Daily Archives: January 22, 2012

Savings and consultants

Last Friday, I wrote a post about a measure by the US DoD to produce efficiencies by publishing the actual cost of the preparation of each report and study in the front of each document.

As part of that same  “Defense Efficiencies Initiative” launched in 2010 by former Secretary of Defense Robert Gates, there were as well the following two:

“[…] immediately cut the dollars allocated to advisory studies by 25 percent.”

“[…] cut the size of the staff support contractor cadre by 10 percent per year for three years […]”

Another report (1) by the Congressional Research Service  [PDF, 86KB] assessing the efficiency of Gates’ initiatives found these ones as the ones with the higher potential savings for the DoD.

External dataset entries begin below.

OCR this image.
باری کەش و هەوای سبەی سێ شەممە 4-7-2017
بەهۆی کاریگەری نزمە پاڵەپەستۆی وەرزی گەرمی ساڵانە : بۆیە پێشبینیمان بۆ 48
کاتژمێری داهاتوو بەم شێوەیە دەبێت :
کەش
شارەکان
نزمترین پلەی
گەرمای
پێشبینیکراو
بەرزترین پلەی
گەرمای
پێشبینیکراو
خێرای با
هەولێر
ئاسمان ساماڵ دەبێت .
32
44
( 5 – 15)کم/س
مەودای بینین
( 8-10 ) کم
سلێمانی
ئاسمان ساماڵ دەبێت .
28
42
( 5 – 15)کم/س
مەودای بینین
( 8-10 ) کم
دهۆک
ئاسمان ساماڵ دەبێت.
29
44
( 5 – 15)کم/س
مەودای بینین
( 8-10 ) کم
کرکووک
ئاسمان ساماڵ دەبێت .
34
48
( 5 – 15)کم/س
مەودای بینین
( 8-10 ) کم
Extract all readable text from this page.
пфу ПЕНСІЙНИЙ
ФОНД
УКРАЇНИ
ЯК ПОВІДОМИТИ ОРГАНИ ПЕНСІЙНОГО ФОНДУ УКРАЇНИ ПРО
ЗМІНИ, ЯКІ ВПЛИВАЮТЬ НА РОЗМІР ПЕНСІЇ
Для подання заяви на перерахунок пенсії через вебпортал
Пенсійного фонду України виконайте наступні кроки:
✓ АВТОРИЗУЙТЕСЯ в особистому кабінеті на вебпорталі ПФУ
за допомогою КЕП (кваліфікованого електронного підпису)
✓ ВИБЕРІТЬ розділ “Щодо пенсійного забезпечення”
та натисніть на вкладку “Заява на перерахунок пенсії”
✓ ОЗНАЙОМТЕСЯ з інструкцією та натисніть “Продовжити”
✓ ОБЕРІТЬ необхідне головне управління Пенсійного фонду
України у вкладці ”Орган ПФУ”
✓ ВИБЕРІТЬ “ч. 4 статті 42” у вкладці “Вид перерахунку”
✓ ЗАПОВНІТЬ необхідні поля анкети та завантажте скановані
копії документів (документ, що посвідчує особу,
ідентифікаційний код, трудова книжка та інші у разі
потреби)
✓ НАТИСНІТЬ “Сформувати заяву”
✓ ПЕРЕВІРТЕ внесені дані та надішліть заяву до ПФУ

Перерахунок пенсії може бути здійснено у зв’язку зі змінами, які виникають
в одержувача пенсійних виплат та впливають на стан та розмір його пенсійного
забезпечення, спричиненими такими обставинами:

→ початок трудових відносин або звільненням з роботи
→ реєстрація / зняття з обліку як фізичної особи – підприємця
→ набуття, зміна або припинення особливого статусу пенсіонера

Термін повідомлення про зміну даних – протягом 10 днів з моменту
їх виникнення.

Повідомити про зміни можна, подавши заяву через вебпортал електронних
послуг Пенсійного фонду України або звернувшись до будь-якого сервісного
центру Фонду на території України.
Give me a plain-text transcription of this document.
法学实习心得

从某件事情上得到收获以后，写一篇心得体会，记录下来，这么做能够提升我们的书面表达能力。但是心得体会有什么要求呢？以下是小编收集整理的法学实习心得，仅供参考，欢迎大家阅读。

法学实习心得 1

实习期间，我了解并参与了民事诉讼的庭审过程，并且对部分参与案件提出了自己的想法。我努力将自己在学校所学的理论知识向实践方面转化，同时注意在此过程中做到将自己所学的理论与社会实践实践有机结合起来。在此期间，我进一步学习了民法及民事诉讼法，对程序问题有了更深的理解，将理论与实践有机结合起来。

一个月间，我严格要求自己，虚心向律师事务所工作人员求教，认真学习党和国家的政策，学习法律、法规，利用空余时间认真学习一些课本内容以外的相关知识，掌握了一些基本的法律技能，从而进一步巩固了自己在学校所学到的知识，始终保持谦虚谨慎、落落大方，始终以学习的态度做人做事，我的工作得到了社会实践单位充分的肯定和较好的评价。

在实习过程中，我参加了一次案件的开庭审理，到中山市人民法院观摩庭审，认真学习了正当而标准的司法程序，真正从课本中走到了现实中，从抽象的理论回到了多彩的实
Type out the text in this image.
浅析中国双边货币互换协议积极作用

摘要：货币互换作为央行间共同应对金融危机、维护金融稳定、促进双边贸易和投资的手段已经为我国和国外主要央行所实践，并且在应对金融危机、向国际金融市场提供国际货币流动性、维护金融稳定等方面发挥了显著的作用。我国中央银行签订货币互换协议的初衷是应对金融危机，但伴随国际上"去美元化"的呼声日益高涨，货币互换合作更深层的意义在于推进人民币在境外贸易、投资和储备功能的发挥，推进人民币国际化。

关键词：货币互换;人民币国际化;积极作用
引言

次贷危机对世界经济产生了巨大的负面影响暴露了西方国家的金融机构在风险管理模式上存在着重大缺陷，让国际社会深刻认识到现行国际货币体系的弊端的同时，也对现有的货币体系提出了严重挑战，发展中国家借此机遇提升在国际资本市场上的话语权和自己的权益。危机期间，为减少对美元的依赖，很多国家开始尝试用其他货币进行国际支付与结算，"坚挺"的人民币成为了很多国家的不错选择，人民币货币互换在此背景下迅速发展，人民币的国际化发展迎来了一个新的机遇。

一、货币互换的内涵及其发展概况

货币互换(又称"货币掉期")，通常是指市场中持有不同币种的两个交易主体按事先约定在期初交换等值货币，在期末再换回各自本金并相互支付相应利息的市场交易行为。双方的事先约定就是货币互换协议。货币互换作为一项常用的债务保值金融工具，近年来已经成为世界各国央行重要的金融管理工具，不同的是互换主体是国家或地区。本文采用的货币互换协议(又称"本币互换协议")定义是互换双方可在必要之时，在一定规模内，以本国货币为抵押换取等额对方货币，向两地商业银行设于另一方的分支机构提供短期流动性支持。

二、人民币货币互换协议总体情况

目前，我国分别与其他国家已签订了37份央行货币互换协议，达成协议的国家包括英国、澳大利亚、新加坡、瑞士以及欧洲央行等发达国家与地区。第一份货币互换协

Nearly everyone working in a big corporation can sympathise with such initiatives, having sometimes wondered where is the added value of certain reports or the cost/benefit of shiny consultants’ teams brought in to solve an important issue based on noise-affected inputs received by insiders in too-short time to digest them only to produce yet another costly report and leave having created barely anything else but costly entropy.

A former colleague has a wall in his office covered by a collection of tens of leaflets from what he calls “strategic consultants”. I took on his habit of picking those leaflets, and even though I don’t collect them I do publish them in my Twitter account from time to time:

That much for the perceived value of consultants.

(1) Cost of Congressional Research Service assessment not available.